Por outro lado, o descontentamento dos líderes indigenas com o trabalho desenvolvido pela Fundação Nacional do Índio (Funai) levou os participantes a aprovarem uma proposta que determina a criação de um órgão que trataria de demarcação e homologação de terras. Atualmente, tais atribuições são exclusivas da Funai, órgão criado em 1967 pelo governo militar em substituição ao Serviço de Proteção ao Índio (CPI), fundado pelo marechal Cândido Rondon, pai do indigenismo brasileiro.

Mas nem todos saíram satisfeitos com a Funasa. "Os índios da Região Norte não concordam com as decisão de manter a Funasa no controle da Saúde. Algumas pessoas tentaram beneficiar a Funasa", acusa Francisco Macedo, índio da tribo Kokana, do Amazonas.
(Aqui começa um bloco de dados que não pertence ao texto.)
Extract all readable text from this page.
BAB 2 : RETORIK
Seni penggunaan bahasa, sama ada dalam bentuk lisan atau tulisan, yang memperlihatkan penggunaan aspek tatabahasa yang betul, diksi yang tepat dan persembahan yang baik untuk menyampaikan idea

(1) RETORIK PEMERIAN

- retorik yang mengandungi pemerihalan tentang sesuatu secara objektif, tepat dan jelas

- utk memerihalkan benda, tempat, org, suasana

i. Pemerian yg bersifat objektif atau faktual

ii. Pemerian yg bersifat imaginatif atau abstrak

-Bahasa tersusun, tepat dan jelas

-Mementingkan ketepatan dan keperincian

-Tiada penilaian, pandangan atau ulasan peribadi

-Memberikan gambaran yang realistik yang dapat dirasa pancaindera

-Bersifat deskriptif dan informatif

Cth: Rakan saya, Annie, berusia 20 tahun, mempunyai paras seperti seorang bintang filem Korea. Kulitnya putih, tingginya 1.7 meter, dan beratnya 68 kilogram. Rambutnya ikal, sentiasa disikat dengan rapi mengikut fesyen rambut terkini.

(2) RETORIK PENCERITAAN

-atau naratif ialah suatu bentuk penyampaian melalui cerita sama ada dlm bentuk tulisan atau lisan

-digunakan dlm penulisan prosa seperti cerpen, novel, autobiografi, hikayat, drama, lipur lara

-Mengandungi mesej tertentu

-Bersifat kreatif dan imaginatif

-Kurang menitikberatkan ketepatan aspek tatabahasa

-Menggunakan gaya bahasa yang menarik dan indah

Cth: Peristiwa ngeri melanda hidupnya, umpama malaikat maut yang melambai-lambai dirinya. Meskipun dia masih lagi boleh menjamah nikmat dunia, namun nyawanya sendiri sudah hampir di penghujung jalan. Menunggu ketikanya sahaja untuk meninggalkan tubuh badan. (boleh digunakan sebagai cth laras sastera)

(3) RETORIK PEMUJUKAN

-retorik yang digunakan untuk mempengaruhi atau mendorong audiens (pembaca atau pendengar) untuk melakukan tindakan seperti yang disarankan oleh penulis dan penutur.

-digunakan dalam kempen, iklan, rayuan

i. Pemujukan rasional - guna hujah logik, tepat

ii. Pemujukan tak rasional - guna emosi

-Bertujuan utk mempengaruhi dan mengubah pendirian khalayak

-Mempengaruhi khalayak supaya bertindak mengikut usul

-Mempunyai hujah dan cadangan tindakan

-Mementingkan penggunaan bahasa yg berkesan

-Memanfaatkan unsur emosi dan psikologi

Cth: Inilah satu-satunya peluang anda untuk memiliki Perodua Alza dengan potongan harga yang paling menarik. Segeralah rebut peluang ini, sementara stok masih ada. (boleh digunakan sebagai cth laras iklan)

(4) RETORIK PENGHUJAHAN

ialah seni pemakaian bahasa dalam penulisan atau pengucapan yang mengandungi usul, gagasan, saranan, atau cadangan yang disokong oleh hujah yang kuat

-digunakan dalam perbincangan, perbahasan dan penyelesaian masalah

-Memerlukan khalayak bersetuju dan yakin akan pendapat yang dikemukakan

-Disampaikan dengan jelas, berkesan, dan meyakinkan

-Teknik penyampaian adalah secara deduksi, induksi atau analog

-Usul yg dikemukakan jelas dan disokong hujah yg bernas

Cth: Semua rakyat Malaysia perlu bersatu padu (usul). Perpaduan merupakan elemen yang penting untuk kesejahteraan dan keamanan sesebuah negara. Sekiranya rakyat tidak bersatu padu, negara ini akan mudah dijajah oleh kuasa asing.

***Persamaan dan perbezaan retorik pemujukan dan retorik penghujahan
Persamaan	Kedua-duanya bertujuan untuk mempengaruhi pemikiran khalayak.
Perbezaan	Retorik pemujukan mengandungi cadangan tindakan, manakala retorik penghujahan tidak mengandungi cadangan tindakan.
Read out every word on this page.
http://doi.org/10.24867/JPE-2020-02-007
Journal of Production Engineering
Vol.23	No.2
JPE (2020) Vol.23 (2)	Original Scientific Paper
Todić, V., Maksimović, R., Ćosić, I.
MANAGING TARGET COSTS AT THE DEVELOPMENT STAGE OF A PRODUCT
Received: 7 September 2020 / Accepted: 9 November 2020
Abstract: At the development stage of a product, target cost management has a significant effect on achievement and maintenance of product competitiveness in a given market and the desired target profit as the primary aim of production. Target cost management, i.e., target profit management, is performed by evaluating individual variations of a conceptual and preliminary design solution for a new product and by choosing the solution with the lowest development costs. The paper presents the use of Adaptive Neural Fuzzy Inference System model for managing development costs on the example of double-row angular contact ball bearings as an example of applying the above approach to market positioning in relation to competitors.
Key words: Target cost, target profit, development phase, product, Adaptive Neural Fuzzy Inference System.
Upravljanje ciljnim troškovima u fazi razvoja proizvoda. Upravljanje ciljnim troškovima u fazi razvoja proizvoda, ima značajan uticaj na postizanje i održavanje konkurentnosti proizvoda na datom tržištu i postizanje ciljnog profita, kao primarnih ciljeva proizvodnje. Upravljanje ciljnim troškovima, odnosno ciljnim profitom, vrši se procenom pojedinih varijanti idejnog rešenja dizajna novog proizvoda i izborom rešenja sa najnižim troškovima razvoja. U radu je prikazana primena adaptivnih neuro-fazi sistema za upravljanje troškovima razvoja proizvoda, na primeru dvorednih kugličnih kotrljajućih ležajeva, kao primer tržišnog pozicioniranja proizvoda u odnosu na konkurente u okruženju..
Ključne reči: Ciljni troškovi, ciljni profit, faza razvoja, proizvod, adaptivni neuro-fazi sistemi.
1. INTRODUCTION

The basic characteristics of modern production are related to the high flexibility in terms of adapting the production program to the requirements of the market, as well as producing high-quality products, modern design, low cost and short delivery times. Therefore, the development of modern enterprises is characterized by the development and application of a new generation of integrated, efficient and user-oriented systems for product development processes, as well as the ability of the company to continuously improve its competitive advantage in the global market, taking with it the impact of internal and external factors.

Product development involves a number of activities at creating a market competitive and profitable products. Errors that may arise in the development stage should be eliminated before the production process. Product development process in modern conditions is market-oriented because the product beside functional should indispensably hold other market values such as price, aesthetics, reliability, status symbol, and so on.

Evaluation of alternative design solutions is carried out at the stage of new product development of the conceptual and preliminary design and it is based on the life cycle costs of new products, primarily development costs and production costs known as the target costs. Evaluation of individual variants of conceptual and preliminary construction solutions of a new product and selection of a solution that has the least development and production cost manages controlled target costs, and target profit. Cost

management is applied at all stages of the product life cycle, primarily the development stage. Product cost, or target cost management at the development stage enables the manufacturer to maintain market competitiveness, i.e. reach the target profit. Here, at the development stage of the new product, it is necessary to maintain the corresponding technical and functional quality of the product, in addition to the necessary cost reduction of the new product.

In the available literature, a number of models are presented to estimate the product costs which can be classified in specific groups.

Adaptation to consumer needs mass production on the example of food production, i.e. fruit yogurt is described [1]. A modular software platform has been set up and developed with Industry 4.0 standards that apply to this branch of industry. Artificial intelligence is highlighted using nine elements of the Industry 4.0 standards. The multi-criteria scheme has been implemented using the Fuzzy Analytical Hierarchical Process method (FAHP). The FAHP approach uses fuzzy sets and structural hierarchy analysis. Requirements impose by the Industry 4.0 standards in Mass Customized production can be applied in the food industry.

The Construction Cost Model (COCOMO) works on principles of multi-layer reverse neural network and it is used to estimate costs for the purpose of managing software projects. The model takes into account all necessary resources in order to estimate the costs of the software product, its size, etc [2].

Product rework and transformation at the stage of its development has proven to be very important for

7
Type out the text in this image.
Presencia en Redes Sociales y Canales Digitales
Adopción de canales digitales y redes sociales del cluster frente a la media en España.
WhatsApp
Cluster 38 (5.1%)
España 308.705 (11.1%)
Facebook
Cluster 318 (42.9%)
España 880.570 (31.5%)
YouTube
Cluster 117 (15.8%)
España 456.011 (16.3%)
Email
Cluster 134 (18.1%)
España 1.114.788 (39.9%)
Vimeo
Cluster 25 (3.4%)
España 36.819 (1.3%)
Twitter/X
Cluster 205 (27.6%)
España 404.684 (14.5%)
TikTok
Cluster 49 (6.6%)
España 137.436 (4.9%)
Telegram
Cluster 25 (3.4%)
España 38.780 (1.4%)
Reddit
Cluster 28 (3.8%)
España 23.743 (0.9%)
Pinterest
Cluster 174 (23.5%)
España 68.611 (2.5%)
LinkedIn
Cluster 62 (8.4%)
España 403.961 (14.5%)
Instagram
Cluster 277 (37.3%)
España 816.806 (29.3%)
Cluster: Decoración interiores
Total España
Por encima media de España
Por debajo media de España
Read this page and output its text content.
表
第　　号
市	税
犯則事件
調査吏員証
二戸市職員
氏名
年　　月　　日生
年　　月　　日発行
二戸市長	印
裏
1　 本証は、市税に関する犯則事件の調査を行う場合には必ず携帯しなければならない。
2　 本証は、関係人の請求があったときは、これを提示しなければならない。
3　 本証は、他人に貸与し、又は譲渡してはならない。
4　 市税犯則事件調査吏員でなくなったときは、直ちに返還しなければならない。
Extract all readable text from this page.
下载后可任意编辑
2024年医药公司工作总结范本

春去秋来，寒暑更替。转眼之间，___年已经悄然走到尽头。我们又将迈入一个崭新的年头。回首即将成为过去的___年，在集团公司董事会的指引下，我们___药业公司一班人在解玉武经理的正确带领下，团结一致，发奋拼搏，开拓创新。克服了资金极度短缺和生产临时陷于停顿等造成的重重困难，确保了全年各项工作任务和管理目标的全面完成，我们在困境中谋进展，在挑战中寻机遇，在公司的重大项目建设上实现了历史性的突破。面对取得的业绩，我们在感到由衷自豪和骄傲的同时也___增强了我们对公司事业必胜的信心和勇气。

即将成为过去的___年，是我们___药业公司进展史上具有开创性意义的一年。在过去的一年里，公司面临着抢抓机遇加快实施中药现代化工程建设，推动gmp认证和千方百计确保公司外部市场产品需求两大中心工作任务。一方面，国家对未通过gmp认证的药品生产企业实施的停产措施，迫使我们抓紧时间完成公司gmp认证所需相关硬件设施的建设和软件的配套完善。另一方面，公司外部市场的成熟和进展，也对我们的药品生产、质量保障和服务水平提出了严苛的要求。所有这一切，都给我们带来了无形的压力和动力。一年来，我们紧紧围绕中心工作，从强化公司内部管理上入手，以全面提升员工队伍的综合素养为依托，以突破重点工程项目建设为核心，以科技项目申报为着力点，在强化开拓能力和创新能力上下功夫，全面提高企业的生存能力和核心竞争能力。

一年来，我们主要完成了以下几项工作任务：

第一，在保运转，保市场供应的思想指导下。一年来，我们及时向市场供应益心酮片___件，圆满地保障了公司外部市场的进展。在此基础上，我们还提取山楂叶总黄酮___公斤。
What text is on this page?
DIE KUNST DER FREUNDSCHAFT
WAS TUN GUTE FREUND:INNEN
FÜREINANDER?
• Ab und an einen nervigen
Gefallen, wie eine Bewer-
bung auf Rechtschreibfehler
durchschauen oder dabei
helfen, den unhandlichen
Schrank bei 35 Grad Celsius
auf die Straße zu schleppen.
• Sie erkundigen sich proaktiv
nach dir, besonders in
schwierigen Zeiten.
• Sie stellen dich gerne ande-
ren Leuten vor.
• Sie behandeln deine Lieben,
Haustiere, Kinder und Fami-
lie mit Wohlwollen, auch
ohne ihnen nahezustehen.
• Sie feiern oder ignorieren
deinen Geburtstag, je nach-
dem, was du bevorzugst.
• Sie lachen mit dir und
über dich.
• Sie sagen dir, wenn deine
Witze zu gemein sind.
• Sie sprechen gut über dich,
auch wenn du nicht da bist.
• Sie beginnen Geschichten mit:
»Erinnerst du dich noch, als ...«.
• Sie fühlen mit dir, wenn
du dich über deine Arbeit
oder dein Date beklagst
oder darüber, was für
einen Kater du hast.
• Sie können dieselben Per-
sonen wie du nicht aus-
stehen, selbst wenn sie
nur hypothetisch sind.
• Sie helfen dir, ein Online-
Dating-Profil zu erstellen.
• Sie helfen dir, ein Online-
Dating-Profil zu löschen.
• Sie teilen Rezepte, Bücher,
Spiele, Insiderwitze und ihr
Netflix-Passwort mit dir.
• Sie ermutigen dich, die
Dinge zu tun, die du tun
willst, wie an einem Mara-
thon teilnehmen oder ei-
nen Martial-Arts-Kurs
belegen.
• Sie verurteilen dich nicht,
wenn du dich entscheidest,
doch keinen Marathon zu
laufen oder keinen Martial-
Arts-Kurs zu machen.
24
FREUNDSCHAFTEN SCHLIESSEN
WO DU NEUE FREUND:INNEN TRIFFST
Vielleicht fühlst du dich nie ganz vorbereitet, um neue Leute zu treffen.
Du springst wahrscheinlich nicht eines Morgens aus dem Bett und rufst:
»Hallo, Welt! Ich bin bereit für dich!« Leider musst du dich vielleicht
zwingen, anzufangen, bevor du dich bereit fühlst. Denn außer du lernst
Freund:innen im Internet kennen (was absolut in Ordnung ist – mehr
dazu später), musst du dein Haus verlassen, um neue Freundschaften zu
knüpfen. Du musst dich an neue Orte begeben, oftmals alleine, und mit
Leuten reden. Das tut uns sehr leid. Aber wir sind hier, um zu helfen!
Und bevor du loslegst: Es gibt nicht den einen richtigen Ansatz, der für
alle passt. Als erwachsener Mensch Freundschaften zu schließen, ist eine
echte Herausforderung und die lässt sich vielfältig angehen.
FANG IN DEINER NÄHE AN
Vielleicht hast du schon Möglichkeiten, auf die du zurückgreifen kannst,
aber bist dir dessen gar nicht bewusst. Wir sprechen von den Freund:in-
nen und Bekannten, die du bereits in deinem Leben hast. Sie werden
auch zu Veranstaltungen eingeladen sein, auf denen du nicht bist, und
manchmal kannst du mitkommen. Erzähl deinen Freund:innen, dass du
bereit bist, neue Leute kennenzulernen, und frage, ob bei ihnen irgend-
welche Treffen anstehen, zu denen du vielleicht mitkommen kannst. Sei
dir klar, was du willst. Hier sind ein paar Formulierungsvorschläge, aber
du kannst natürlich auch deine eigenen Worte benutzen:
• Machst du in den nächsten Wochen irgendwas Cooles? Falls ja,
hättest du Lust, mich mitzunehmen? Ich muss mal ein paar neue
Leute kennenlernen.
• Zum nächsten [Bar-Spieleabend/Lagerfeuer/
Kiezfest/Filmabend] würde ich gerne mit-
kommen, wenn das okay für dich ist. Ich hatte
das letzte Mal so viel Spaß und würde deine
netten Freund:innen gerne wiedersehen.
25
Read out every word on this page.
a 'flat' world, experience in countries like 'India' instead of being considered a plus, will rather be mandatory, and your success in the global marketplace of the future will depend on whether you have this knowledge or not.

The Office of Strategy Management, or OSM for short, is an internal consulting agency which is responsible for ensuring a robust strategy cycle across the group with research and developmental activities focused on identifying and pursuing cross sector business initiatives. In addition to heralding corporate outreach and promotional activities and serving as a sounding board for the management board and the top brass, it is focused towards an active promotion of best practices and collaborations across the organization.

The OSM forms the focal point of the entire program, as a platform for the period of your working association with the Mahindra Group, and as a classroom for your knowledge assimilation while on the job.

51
Os questionamentos quanto às prerrogativas da Funai, contudo, não deveriam sequer ter sido abordados no encontro. Afinal, a conferência foi convocada para tratar da saúde indígena. "Questões agrárias não deveriam nem ser discutidas aqui. Todos deveriam voltar as atenção para a saúde", reconheceu o diretor do Departamento Nacional de Saúde da Funasa, José Maria França. No entanto, como ressaltou a colega dele, Raimunda Nonata Carlos Ferreira, coordenadora de Apoio à Gestão e Participação Social da Funasa, o encontro serve apenas para os índios manifestarem suas posições. "A conferência é consultiva, não tem caráter deliberativo", esclarece Raimunda Nonato, lembrando que nem todas as reivindicações discutidas ou votadas sairão do papel.

Na opinião da especialista, o fato de a maioria dos presentes ao encontro ter cobrado autonomia financeira dos 34 distritos indígenas - um dos pontos discutidos - poderá ser levada em conta pela Funasa ou outros órgãos do governo federal em repasses futuros. "Esse foi o ponto mais importante e polêmico dos debates", ressaltou. É possível que o Conselho Nacional de Saúde ache que vale a pena e implemente a medida".

As falhas no atendimento de saúde aos povos indígenas é um dos principais problemas vividos atualmente pelo governo, que sofre críticas de organismos internacionais. No ano passado, a desnutrição nas aldeias de Mato Grosso do Sul, Maranhão e Tocantins provocou a morte de crianças.